“No,” she said, “you are wrong.” Then a sort of tension came over her, she raised her face like the pythoness inspired with oracles, and went on, in rhapsodic manner: “Il Sandro mi scrive che ha accolto il più grande entusiasmo, tutti i giovani, e fanciulle e ragazzi, sono tutti—” She went on in Italian, as if, in thinking of the Italians she thought in their language.
He listened with a shade of distaste to her rhapsody, then he said:
“For all that, I don’t like it.

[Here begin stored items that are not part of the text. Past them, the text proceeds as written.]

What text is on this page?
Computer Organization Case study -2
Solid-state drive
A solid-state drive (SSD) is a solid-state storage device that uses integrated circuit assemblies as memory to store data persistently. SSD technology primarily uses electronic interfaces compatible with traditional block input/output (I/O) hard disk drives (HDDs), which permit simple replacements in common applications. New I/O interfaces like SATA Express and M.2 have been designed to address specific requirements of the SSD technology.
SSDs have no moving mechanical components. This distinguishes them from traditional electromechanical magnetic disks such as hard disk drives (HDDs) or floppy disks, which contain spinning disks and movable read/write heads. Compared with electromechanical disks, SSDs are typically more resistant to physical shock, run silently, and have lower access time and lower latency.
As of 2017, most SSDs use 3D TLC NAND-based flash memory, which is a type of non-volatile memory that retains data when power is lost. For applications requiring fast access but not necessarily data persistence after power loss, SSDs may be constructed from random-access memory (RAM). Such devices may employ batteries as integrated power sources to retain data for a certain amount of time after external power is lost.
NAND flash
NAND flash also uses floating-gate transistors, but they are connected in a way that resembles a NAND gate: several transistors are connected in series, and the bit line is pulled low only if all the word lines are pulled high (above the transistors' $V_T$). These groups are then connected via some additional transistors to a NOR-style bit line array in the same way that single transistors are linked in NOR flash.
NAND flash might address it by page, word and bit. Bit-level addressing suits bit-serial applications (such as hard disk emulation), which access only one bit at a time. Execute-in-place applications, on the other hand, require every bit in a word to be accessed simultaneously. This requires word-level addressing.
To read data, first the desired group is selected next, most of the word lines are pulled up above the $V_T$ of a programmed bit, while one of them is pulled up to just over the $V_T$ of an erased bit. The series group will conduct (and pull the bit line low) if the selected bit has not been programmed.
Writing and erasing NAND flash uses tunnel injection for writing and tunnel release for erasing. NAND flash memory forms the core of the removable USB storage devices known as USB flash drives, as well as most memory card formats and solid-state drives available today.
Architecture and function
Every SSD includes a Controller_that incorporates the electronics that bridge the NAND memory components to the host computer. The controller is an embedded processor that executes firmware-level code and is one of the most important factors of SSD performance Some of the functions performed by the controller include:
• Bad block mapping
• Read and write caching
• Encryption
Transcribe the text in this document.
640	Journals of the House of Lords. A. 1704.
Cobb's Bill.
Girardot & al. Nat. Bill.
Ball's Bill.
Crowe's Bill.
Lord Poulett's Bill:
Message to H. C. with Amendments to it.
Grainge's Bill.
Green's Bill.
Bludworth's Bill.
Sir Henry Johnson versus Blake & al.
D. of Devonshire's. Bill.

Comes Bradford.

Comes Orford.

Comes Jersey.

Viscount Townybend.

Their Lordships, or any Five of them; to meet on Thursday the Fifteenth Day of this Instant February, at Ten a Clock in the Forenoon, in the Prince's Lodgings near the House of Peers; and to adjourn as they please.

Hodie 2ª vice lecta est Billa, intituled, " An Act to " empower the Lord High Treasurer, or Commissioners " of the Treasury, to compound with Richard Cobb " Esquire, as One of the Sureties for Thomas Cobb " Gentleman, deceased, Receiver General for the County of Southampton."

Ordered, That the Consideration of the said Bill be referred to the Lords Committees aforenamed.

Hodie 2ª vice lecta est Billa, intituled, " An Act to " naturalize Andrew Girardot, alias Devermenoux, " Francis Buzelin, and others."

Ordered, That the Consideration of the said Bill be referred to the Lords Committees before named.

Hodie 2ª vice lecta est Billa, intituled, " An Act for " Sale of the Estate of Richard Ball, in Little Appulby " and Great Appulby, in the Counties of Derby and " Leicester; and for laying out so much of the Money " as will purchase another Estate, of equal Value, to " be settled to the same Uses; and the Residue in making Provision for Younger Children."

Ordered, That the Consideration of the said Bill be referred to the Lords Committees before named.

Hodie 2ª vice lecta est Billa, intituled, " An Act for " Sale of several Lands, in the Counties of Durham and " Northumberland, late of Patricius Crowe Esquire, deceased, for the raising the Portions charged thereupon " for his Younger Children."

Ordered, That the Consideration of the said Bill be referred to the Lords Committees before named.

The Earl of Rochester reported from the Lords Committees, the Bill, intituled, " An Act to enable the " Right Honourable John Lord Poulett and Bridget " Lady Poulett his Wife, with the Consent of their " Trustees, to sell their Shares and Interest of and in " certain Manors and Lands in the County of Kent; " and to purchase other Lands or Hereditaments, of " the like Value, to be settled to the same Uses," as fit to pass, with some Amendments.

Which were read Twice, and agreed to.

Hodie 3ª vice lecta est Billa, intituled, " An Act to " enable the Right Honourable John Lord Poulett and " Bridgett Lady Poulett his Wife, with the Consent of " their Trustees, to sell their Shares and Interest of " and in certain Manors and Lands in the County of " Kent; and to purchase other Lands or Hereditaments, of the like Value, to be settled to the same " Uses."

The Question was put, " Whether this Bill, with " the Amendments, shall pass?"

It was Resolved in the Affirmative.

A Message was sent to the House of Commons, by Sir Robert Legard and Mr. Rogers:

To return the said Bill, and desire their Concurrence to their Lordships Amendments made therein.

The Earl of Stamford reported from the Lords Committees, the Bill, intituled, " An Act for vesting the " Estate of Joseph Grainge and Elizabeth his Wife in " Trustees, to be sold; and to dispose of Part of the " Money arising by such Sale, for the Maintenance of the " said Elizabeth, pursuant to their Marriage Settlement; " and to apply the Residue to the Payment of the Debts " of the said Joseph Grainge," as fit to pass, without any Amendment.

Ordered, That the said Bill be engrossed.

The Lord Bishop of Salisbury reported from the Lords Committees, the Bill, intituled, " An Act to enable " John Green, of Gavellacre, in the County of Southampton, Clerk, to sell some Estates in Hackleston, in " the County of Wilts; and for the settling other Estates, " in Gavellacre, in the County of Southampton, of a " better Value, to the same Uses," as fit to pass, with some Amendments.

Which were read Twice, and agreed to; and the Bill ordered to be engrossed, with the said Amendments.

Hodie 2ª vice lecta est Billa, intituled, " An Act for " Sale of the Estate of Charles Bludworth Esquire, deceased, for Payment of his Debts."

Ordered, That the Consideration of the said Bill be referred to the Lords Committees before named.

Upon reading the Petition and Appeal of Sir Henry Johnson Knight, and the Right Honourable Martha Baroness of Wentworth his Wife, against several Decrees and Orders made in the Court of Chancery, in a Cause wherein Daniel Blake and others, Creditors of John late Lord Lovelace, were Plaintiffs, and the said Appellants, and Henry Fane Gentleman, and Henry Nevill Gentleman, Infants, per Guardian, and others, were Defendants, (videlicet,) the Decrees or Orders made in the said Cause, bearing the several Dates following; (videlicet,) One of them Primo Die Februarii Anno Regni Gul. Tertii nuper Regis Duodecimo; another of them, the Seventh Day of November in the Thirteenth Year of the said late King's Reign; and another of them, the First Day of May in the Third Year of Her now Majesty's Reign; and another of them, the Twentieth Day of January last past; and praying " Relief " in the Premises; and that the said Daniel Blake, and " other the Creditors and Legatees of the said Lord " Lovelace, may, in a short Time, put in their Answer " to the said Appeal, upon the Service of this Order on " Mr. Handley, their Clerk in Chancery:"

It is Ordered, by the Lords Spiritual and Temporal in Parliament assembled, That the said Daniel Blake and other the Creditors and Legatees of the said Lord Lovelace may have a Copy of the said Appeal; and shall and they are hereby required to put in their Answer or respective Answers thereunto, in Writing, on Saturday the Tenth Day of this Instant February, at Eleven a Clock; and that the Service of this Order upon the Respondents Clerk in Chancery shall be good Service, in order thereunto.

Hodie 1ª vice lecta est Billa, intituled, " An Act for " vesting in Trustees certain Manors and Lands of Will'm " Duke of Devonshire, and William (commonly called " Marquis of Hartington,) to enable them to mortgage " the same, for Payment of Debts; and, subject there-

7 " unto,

Their nationalism is just industrialism—that and a shallow jealousy I detest so much.”
“I think you are wrong—I think you are wrong—” said Hermione. “It seems to me purely spontaneous and beautiful, the modern Italian’s passion, for it is a passion, for Italy, l’Italia—”
“Do you know Italy well?” Ursula asked of Hermione. Hermione hated to be broken in upon in this manner. Yet she answered mildly:
“Yes, pretty well. I spent several years of my girlhood there, with my mother. My mother died in Florence.”
“Oh.”
There was a pause, painful to Ursula and to Birkin. Hermione however seemed abstracted and calm. Birkin was white, his eyes glowed as if he were in a fever, he was far too over-wrought. How Ursula suffered in this tense atmosphere of strained wills! Her head seemed bound round by iron bands.
Birkin rang the bell for tea. They could not wait for Gudrun any longer. When the door was opened, the cat walked in.
“Micio! Micio!” called Hermione, in her slow, deliberate sing-song. The young cat turned to look at her, then, with his slow and stately walk he advanced to her side.